Ask HN: Have you written a book? If so, why? - markhall

I would love to hear opinions from any HN members who published a book (either print or digital) and learn what was their motivation. Beyond monetary gain, what inspired them to write a book for others to read. Thanks in advance.
======
leashless
<http://hexayurt.com/novel> "Mother of Hydrogen"

Because I had some ideas I wanted to work out, and fiction was The Way. Also
<http://thefuturewedeserve.com> which was a massively collaborative book some
friends and I put together: really a fun project, quite mind expanding.

------
ecspike
Definitely wasn't the money.

I wanted to explore a new topic that didn't have that much material out at the
time (Google Wave -> HTML5 Gaming). And I like to speak at conferences, a book
helps you get selected more.

My book has done better than most and is still selling decently approaching 2
years since publication but that's the exception , not the rule.

------
auctiontheory
I love books. It's a way to influence the world with my ideas and passion.
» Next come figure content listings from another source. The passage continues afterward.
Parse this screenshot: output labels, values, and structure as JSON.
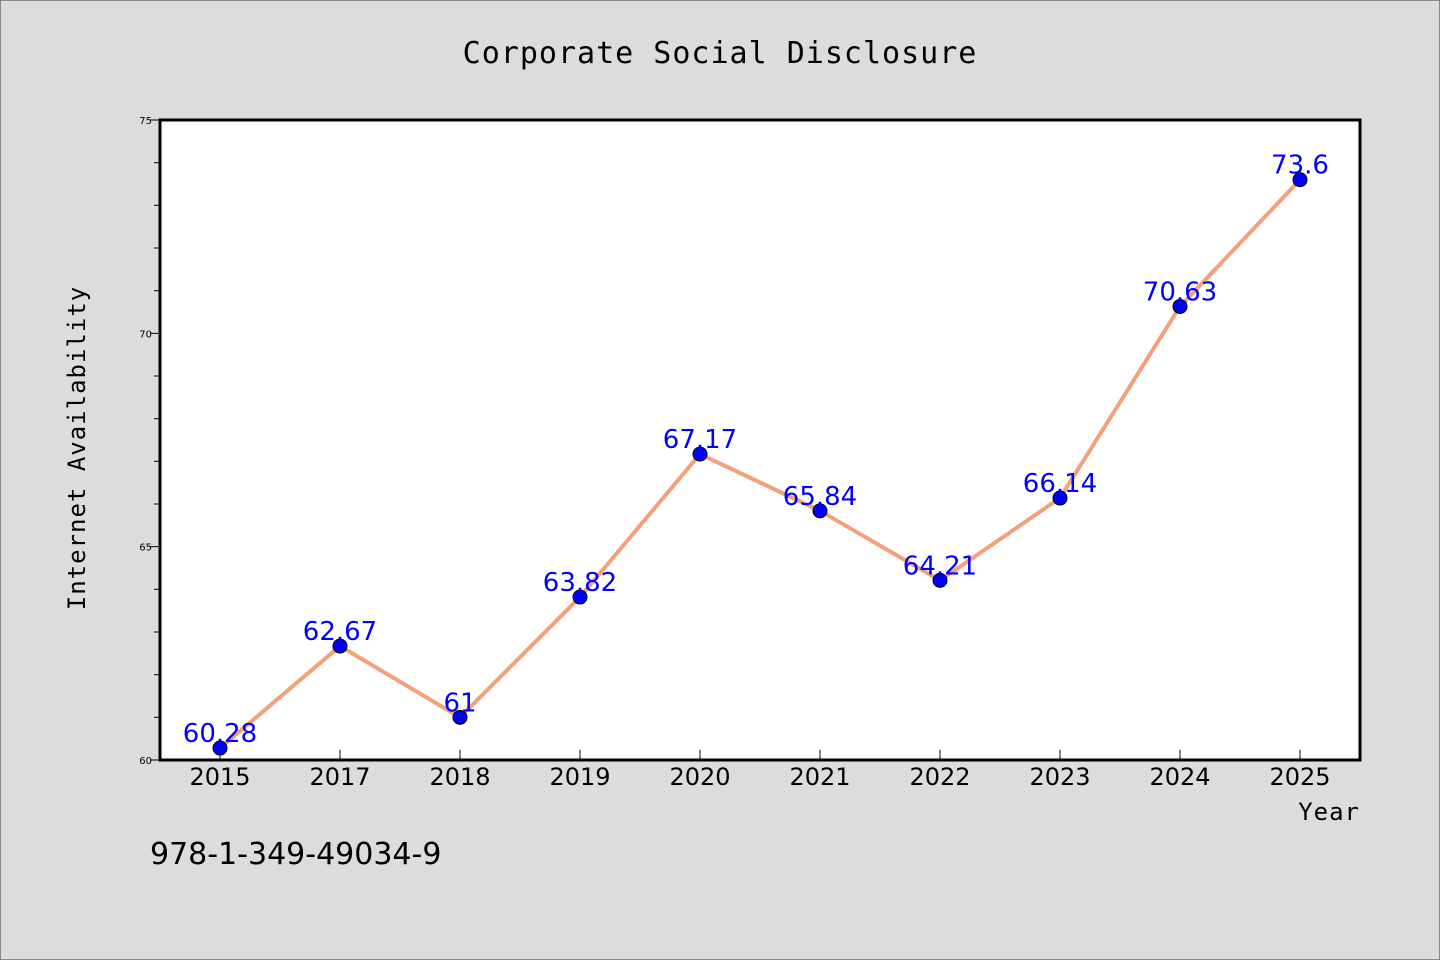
{
  "chart_data": {
    "type": "line",
    "title": "Corporate Social Disclosure",
    "xlabel": "Year",
    "ylabel": "Internet Availability",
    "categories": [
      "2015",
      "2017",
      "2018",
      "2019",
      "2020",
      "2021",
      "2022",
      "2023",
      "2024",
      "2025"
    ],
    "values": [
      60.28,
      62.67,
      61,
      63.82,
      67.17,
      65.84,
      64.21,
      66.14,
      70.63,
      73.6
    ],
    "data_labels": [
      "60.28",
      "62.67",
      "61",
      "63.82",
      "67.17",
      "65.84",
      "64.21",
      "66.14",
      "70.63",
      "73.6"
    ],
    "ylim": [
      60,
      75
    ],
    "yticks": [
      "60",
      "65",
      "70",
      "75"
    ],
    "grid": false,
    "colors": {
      "line": "#f4a07a",
      "marker": "#0000ff",
      "label": "#0000ff",
      "background": "#dcdcdc",
      "plot": "#ffffff"
    }
  },
  "footer": {
    "isbn": "978-1-349-49034-9"
  }
}
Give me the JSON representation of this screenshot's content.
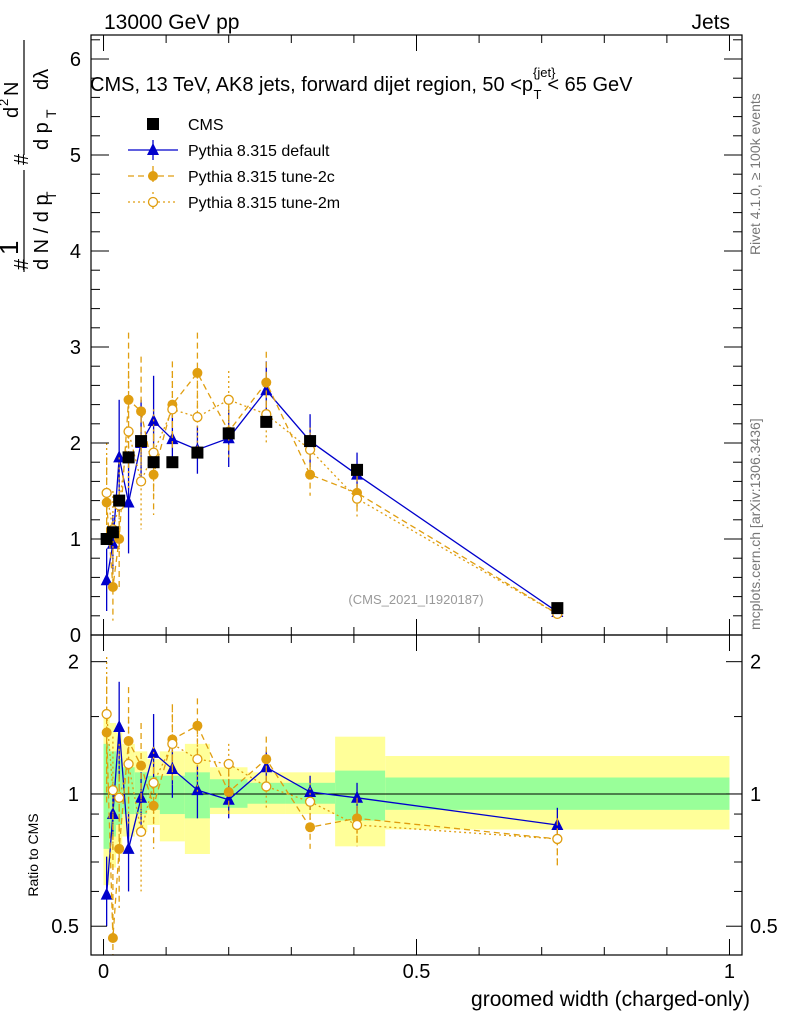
{
  "header": {
    "left": "13000 GeV pp",
    "right": "Jets"
  },
  "plot_title": "CMS, 13 TeV, AK8 jets, forward dijet region, 50 <p_T^{jet}< 65 GeV",
  "side_labels": {
    "rivet": "Rivet 4.1.0, ≥ 100k events",
    "mcplots": "mcplots.cern.ch [arXiv:1306.3436]"
  },
  "analysis_id": "(CMS_2021_I1920187)",
  "colors": {
    "cms": "#000000",
    "default": "#0000cc",
    "tune2c": "#e09e10",
    "tune2m": "#e09e10",
    "band_inner": "#99ff99",
    "band_outer": "#ffff99"
  },
  "chart_data": [
    {
      "type": "scatter",
      "panel": "main",
      "title": "CMS, 13 TeV, AK8 jets, forward dijet region, 50 <p_T^{jet}< 65 GeV",
      "ylabel": "1/dN/dp_T  d^2N/(dp_T dlambda)",
      "ylim": [
        0,
        6.25
      ],
      "yticks": [
        "0",
        "1",
        "2",
        "3",
        "4",
        "5",
        "6"
      ],
      "legend": [
        "CMS",
        "Pythia 8.315 default",
        "Pythia 8.315 tune-2c",
        "Pythia 8.315 tune-2m"
      ],
      "legend_position": "top-left",
      "series": [
        {
          "name": "CMS",
          "marker": "square",
          "x": [
            0.005,
            0.015,
            0.025,
            0.04,
            0.06,
            0.08,
            0.11,
            0.15,
            0.2,
            0.26,
            0.33,
            0.405,
            0.725
          ],
          "y": [
            1.0,
            1.07,
            1.4,
            1.85,
            2.02,
            1.8,
            1.8,
            1.9,
            2.1,
            2.22,
            2.02,
            1.72,
            0.28
          ],
          "ylo": [
            0.95,
            1.02,
            1.35,
            1.8,
            1.97,
            1.75,
            1.75,
            1.85,
            2.05,
            2.17,
            1.97,
            1.67,
            0.25
          ],
          "yhi": [
            1.05,
            1.12,
            1.45,
            1.9,
            2.07,
            1.85,
            1.85,
            1.95,
            2.15,
            2.27,
            2.07,
            1.77,
            0.31
          ]
        },
        {
          "name": "Pythia 8.315 default",
          "marker": "triangle",
          "x": [
            0.005,
            0.015,
            0.025,
            0.04,
            0.06,
            0.08,
            0.11,
            0.15,
            0.2,
            0.26,
            0.33,
            0.405,
            0.725
          ],
          "y": [
            0.57,
            0.95,
            1.85,
            1.38,
            2.0,
            2.23,
            2.04,
            1.93,
            2.05,
            2.55,
            2.02,
            1.67,
            0.24
          ],
          "ylo": [
            0.25,
            0.65,
            1.25,
            0.85,
            1.55,
            1.75,
            1.75,
            1.68,
            1.75,
            2.25,
            1.75,
            1.45,
            0.2
          ],
          "yhi": [
            0.9,
            1.25,
            2.45,
            1.9,
            2.45,
            2.7,
            2.33,
            2.18,
            2.35,
            2.85,
            2.3,
            1.9,
            0.28
          ]
        },
        {
          "name": "Pythia 8.315 tune-2c",
          "marker": "circle",
          "x": [
            0.005,
            0.015,
            0.025,
            0.04,
            0.06,
            0.08,
            0.11,
            0.15,
            0.2,
            0.26,
            0.33,
            0.405,
            0.725
          ],
          "y": [
            1.38,
            0.5,
            1.0,
            2.45,
            2.33,
            1.67,
            2.4,
            2.73,
            2.12,
            2.63,
            1.67,
            1.48,
            0.22
          ],
          "ylo": [
            0.95,
            0.15,
            0.5,
            1.75,
            1.75,
            1.25,
            1.95,
            2.3,
            1.85,
            2.3,
            1.45,
            1.28,
            0.18
          ],
          "yhi": [
            1.85,
            0.9,
            1.5,
            3.15,
            2.9,
            2.1,
            2.85,
            3.15,
            2.4,
            2.95,
            1.9,
            1.68,
            0.26
          ]
        },
        {
          "name": "Pythia 8.315 tune-2m",
          "marker": "open-circle",
          "x": [
            0.005,
            0.015,
            0.025,
            0.04,
            0.06,
            0.08,
            0.11,
            0.15,
            0.2,
            0.26,
            0.33,
            0.405,
            0.725
          ],
          "y": [
            1.48,
            1.1,
            1.35,
            2.12,
            1.6,
            1.9,
            2.35,
            2.27,
            2.45,
            2.3,
            1.93,
            1.42,
            0.22
          ],
          "ylo": [
            1.0,
            0.7,
            0.85,
            1.5,
            1.1,
            1.45,
            1.95,
            1.9,
            2.15,
            2.0,
            1.7,
            1.22,
            0.18
          ],
          "yhi": [
            2.0,
            1.5,
            1.85,
            2.75,
            2.1,
            2.35,
            2.75,
            2.65,
            2.75,
            2.6,
            2.16,
            1.62,
            0.26
          ]
        }
      ]
    },
    {
      "type": "scatter",
      "panel": "ratio",
      "xlabel": "groomed width (charged-only)",
      "ylabel": "Ratio to CMS",
      "xlim": [
        -0.02,
        1.02
      ],
      "xticks": [
        "0",
        "0.5",
        "1"
      ],
      "ylim": [
        0.43,
        2.3
      ],
      "yticks": [
        "0.5",
        "1",
        "2"
      ],
      "reference_line": 1,
      "bands": {
        "edges": [
          0.0,
          0.01,
          0.02,
          0.03,
          0.05,
          0.07,
          0.09,
          0.13,
          0.17,
          0.23,
          0.29,
          0.37,
          0.45,
          1.0
        ],
        "inner_lo": [
          0.75,
          0.8,
          0.85,
          0.9,
          0.9,
          0.92,
          0.9,
          0.88,
          0.93,
          0.95,
          0.95,
          0.87,
          0.92
        ],
        "inner_hi": [
          1.3,
          1.25,
          1.2,
          1.15,
          1.12,
          1.1,
          1.1,
          1.12,
          1.08,
          1.06,
          1.06,
          1.13,
          1.09
        ],
        "outer_lo": [
          0.62,
          0.68,
          0.73,
          0.8,
          0.82,
          0.85,
          0.78,
          0.73,
          0.9,
          0.9,
          0.9,
          0.76,
          0.83
        ],
        "outer_hi": [
          1.55,
          1.45,
          1.38,
          1.3,
          1.25,
          1.2,
          1.25,
          1.3,
          1.15,
          1.12,
          1.12,
          1.35,
          1.22
        ]
      },
      "series": [
        {
          "name": "Pythia 8.315 default",
          "marker": "triangle",
          "x": [
            0.005,
            0.015,
            0.025,
            0.04,
            0.06,
            0.08,
            0.11,
            0.15,
            0.2,
            0.26,
            0.33,
            0.405,
            0.725
          ],
          "y": [
            0.59,
            0.9,
            1.42,
            0.75,
            0.98,
            1.24,
            1.14,
            1.02,
            0.97,
            1.15,
            1.01,
            0.98,
            0.85
          ],
          "ylo": [
            0.5,
            0.8,
            1.08,
            0.6,
            0.85,
            1.05,
            0.98,
            0.88,
            0.88,
            1.05,
            0.92,
            0.9,
            0.78
          ],
          "yhi": [
            0.72,
            1.05,
            1.8,
            0.9,
            1.12,
            1.52,
            1.3,
            1.16,
            1.08,
            1.25,
            1.1,
            1.06,
            0.93
          ]
        },
        {
          "name": "Pythia 8.315 tune-2c",
          "marker": "circle",
          "x": [
            0.005,
            0.015,
            0.025,
            0.04,
            0.06,
            0.08,
            0.11,
            0.15,
            0.2,
            0.26,
            0.33,
            0.405,
            0.725
          ],
          "y": [
            1.38,
            0.47,
            0.75,
            1.32,
            1.16,
            0.94,
            1.33,
            1.43,
            1.01,
            1.2,
            0.84,
            0.88,
            0.79
          ],
          "ylo": [
            0.95,
            0.43,
            0.55,
            0.95,
            0.9,
            0.75,
            1.05,
            1.2,
            0.9,
            1.05,
            0.75,
            0.78,
            0.68
          ],
          "yhi": [
            1.85,
            0.9,
            1.1,
            1.75,
            1.45,
            1.15,
            1.6,
            1.65,
            1.13,
            1.35,
            0.95,
            0.98,
            0.88
          ]
        },
        {
          "name": "Pythia 8.315 tune-2m",
          "marker": "open-circle",
          "x": [
            0.005,
            0.015,
            0.025,
            0.04,
            0.06,
            0.08,
            0.11,
            0.15,
            0.2,
            0.26,
            0.33,
            0.405,
            0.725
          ],
          "y": [
            1.52,
            1.02,
            0.98,
            1.17,
            0.82,
            1.06,
            1.3,
            1.2,
            1.17,
            1.04,
            0.96,
            0.85,
            0.79
          ],
          "ylo": [
            1.05,
            0.75,
            0.7,
            0.85,
            0.6,
            0.85,
            1.08,
            1.0,
            1.05,
            0.92,
            0.86,
            0.76,
            0.68
          ],
          "yhi": [
            2.05,
            1.35,
            1.3,
            1.5,
            1.05,
            1.28,
            1.55,
            1.4,
            1.3,
            1.16,
            1.06,
            0.94,
            0.88
          ]
        }
      ]
    }
  ]
}
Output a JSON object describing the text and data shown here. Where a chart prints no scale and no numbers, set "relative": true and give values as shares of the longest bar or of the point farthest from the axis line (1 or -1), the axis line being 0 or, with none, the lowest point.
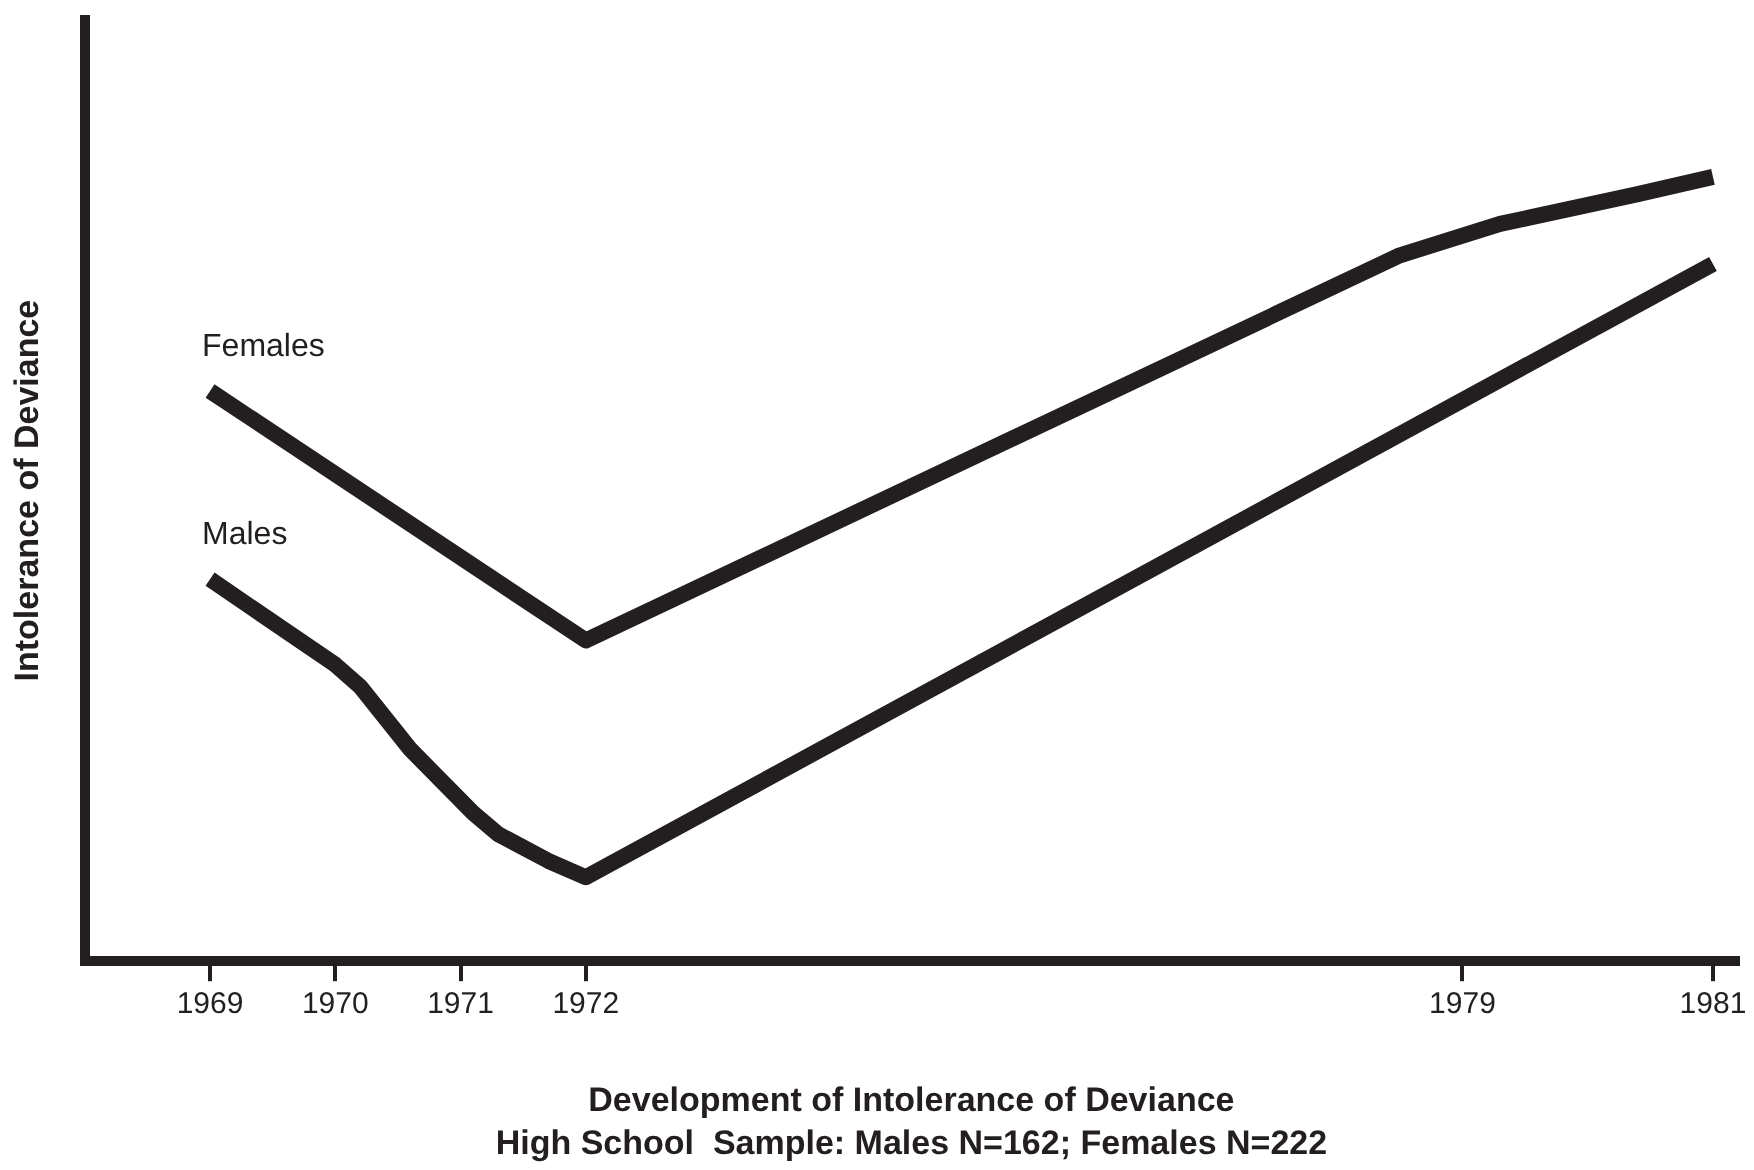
{
  "chart_data": {
    "type": "line",
    "relative": true,
    "xlabel": "Development of Intolerance of Deviance",
    "ylabel": "Intolerance of Deviance",
    "annotations": [
      "High School  Sample: Males N=162; Females N=222"
    ],
    "xlim": [
      1968,
      1981.2
    ],
    "xticks": [
      1969,
      1970,
      1971,
      1972,
      1979,
      1981
    ],
    "grid": false,
    "legend": false,
    "marker": "none",
    "line_style": "solid",
    "series": [
      {
        "name": "Females",
        "color": "#231f20",
        "x": [
          1969,
          1972,
          1978.5,
          1979.3,
          1980.4,
          1981
        ],
        "values": [
          0.727,
          0.409,
          0.9,
          0.94,
          0.978,
          1
        ]
      },
      {
        "name": "Males",
        "color": "#231f20",
        "x": [
          1969,
          1970,
          1970.2,
          1970.6,
          1971.1,
          1971.3,
          1971.7,
          1972,
          1981
        ],
        "values": [
          0.487,
          0.378,
          0.35,
          0.27,
          0.189,
          0.162,
          0.128,
          0.107,
          0.889
        ]
      }
    ]
  }
}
It
was a fantastic learning experience, and is still a good conversation starter.

Having said that, my next book(s) will be much more closely tied to my
professional career aspirations - the book can serve as a "calling card."

If you do write a book, put in the work to do it well. Please don't use a
vanity press!

------
latch
All my ebooks have been free. I did because I like writing, it's a great way
to learn and a great way to teach.

Most popular were Foundations of Programming, The Little MongoDB Book and The
Litte Redis Book. Most recent is Scaling Viki.

------
m2mapps
A PhD can be viewed as a peer-reviewed, published book, so yes.